Governor Murphy Files Clean Cars Proposal

By: Savannah Scarborough, Follow South Jersey Intern

SOUTH JERSEY – As a part of Governor Phil Murphy’s goal to have 100 percent zero-emission cars by 2035, he has filed the Advanced Clean Cars II (ACCII) proposal with the Office of Administrative Law to require all vehicle manufacturers to make zero-emission vehicles an increasing percentage of their new light-duty vehicle sales.

“By filing the ACCII proposal, we build upon our nation-leading record of bold climate action while delivering on our promise to utilize every tool at our disposal to combat the intensifying climate crisis,” said Governor Murphy. 

The ACCII rule does not hold any requirements for consumers or car dealers. Furthermore, manufacturers have full compliance flexibilities, including a credit trading mechanism. 

The new proposal comes after Governor Murphy’s 2023 Climate Address in February which addressed the Department of Environmental Protection and its role in beginning stakeholding on ACCII to propose the newly announced rules this month. 

According to EDF Energy, a significant benefit of electric vehicles is their contribution to improving air quality throughout towns and cities since electric vehicles produce no carbon dioxide emissions when driving, reducing a considerable amount of air pollution. 

“Our commitment to bringing the ACCII proposal to fruition is a commitment to every New Jersey family and the air they breathe, air that will be cleaner and healthier tomorrow thanks to the steps we’re taking to reduce emissions today. That commitment is underscored by our signing of the ZEV Declaration, which recognizes that New Jersey is just one crucial piece of our global response to climate change.”

“Reducing emissions from the vehicle sector, which accounts for more than 40% of emissions in New Jersey, will deliver considerable public health and climate benefits for generations to come,” said Catherine Klinger, Executive Director, Governor’s Office of Climate Action and the Green Economy. 
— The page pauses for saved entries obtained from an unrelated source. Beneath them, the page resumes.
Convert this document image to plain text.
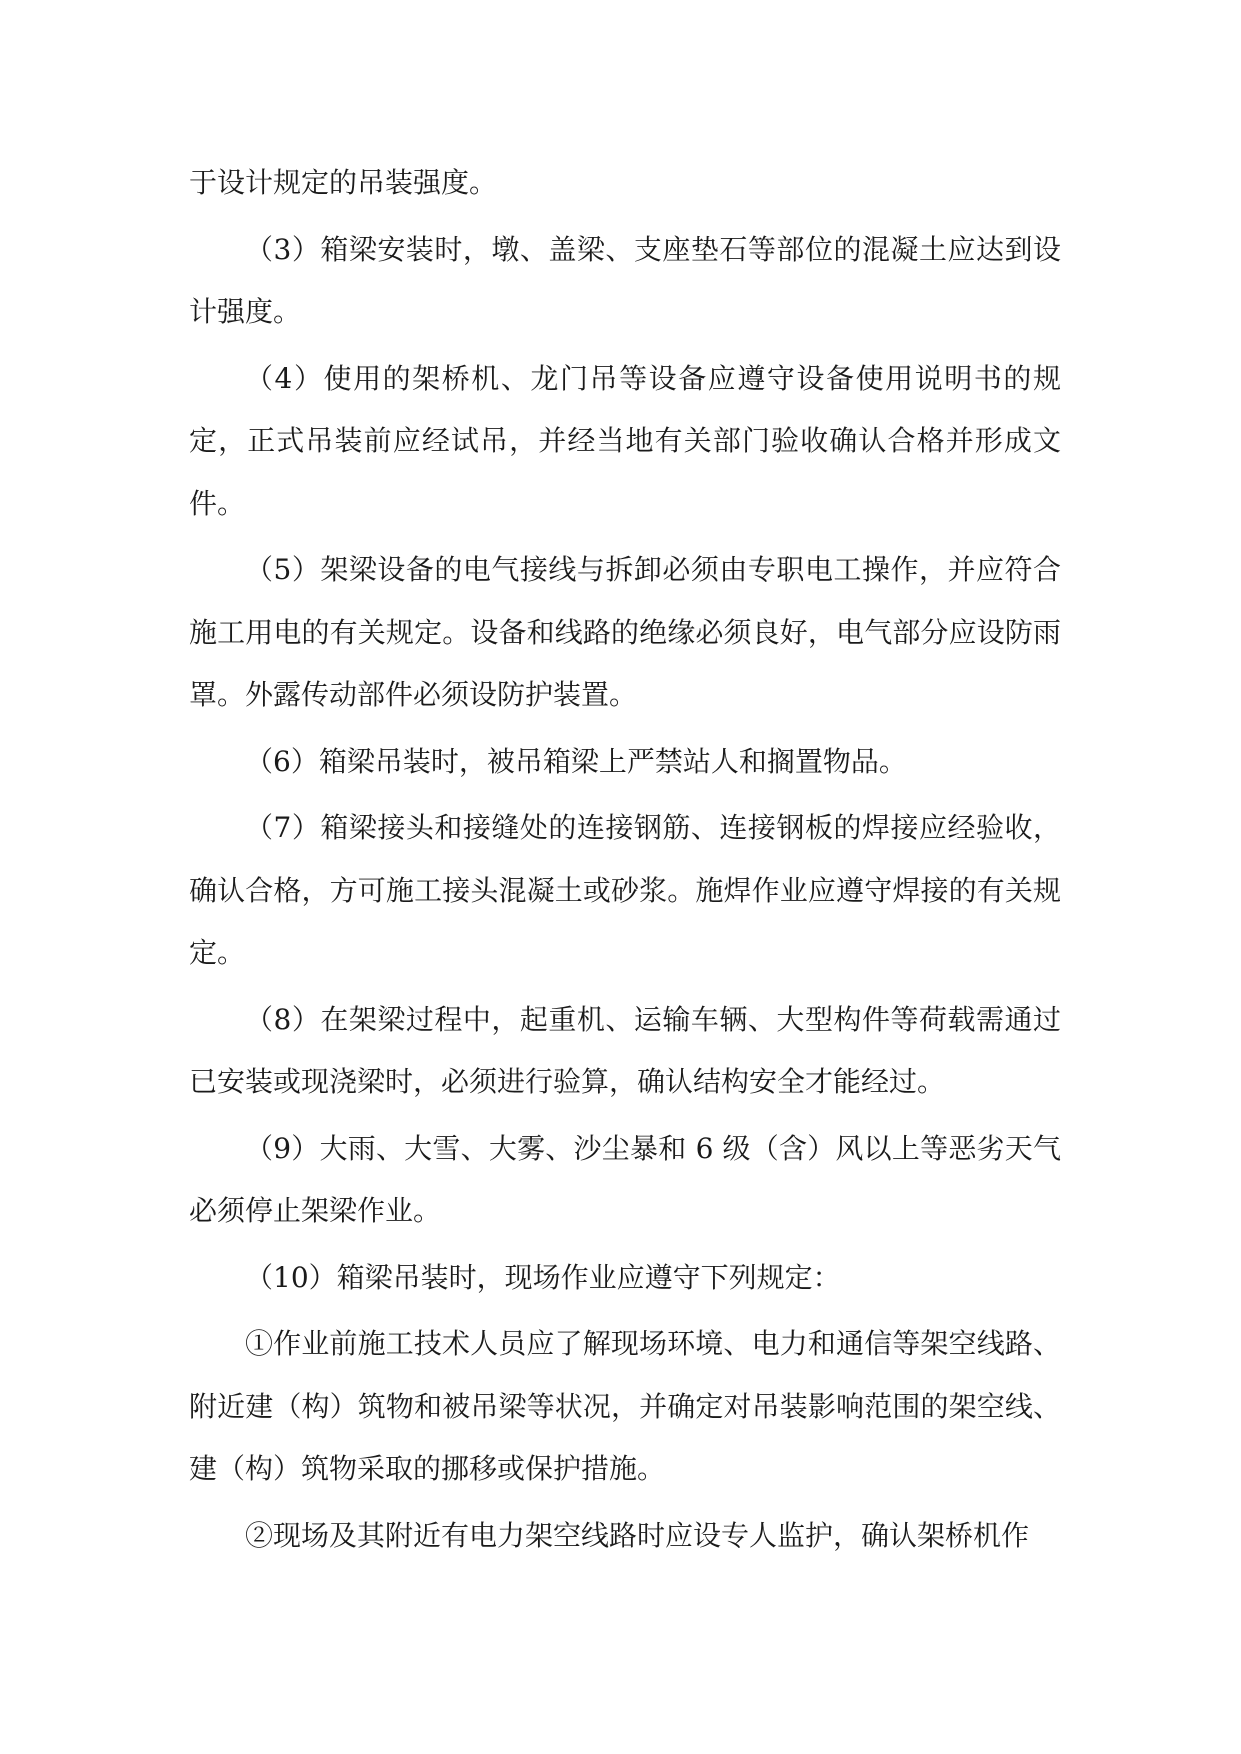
于设计规定的吊装强度。

（3）箱梁安装时，墩、盖梁、支座垫石等部位的混凝土应达到设计强度。

（4）使用的架桥机、龙门吊等设备应遵守设备使用说明书的规定，正式吊装前应经试吊，并经当地有关部门验收确认合格并形成文件。

（5）架梁设备的电气接线与拆卸必须由专职电工操作，并应符合施工用电的有关规定。设备和线路的绝缘必须良好，电气部分应设防雨罩。外露传动部件必须设防护装置。

（6）箱梁吊装时，被吊箱梁上严禁站人和搁置物品。

（7）箱梁接头和接缝处的连接钢筋、连接钢板的焊接应经验收，确认合格，方可施工接头混凝土或砂浆。施焊作业应遵守焊接的有关规定。

（8）在架梁过程中，起重机、运输车辆、大型构件等荷载需通过已安装或现浇梁时，必须进行验算，确认结构安全才能经过。

（9）大雨、大雪、大雾、沙尘暴和 6 级（含）风以上等恶劣天气必须停止架梁作业。

（10）箱梁吊装时，现场作业应遵守下列规定：

①作业前施工技术人员应了解现场环境、电力和通信等架空线路、附近建（构）筑物和被吊梁等状况，并确定对吊装影响范围的架空线、建（构）筑物采取的挪移或保护措施。

②现场及其附近有电力架空线路时应设专人监护，确认架桥机作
In addition to the newly proposed ACCII, Governor Murphy announced the state has signed on to the Accelerating to Zero Coalition’s Zero Emission Vehicle Declaration. The declaration was launched by the United Kingdom at the 26th UN Climate Change Conference of the Parties in 2021. The declaration works towards all sales of new cars and vans being zero emission globally by 2040. Forty-one national governments and 74 cities, states, and regional governments have signed the declaration. 

New Jersey has signed the landmark global agreement on Section 2C, which commits the state to a zero-emission vehicle future in alignment with the Paris Agreement. 

“It’s exciting to see New Jersey begin the rulemaking process on the Advanced Clean Cars II and sign on to the COP26 zero emission declaration to address the greenhouse gasses and other pollution emitted from transportation. The Advanced Clean Cars II rule will undoubtedly provide many benefits to New Jersey, including improved public health and vehicle owner savings,” said Kathy Harris, Senior Clean Vehicles and Fuels Advocate, NRDC. 

The Murphy Administration has recently adopted a new budget that includes a $10 million appropriation to support the increasing number of electric vehicles on the road, supporting the ACCII. The Department of Environmental Protection intends to use the funds allocated to meet the demand for the installation of charging ports at various businesses, multi-unit residential buildings, and several public locations. 

The $10 million budget is just a portion of the $75 million invested into electric vehicles and charging stations for the state made just this week by the Murphy Administration.

“Today’s announcement on ACCII is just one necessary tool in reducing climate- and health-harming emissions that come from the cars we drive,” said Pamela Frank, CEO of ChargEVC-NJ. “Timing matters. It is notable today that the Governor follows through in his announcement last February to get these regulations in place.”

There will be a published proposal in the August 21 New Jersey Register posted by the Office of Administrative Law which will start a public comment period that will run through October 20, 2023.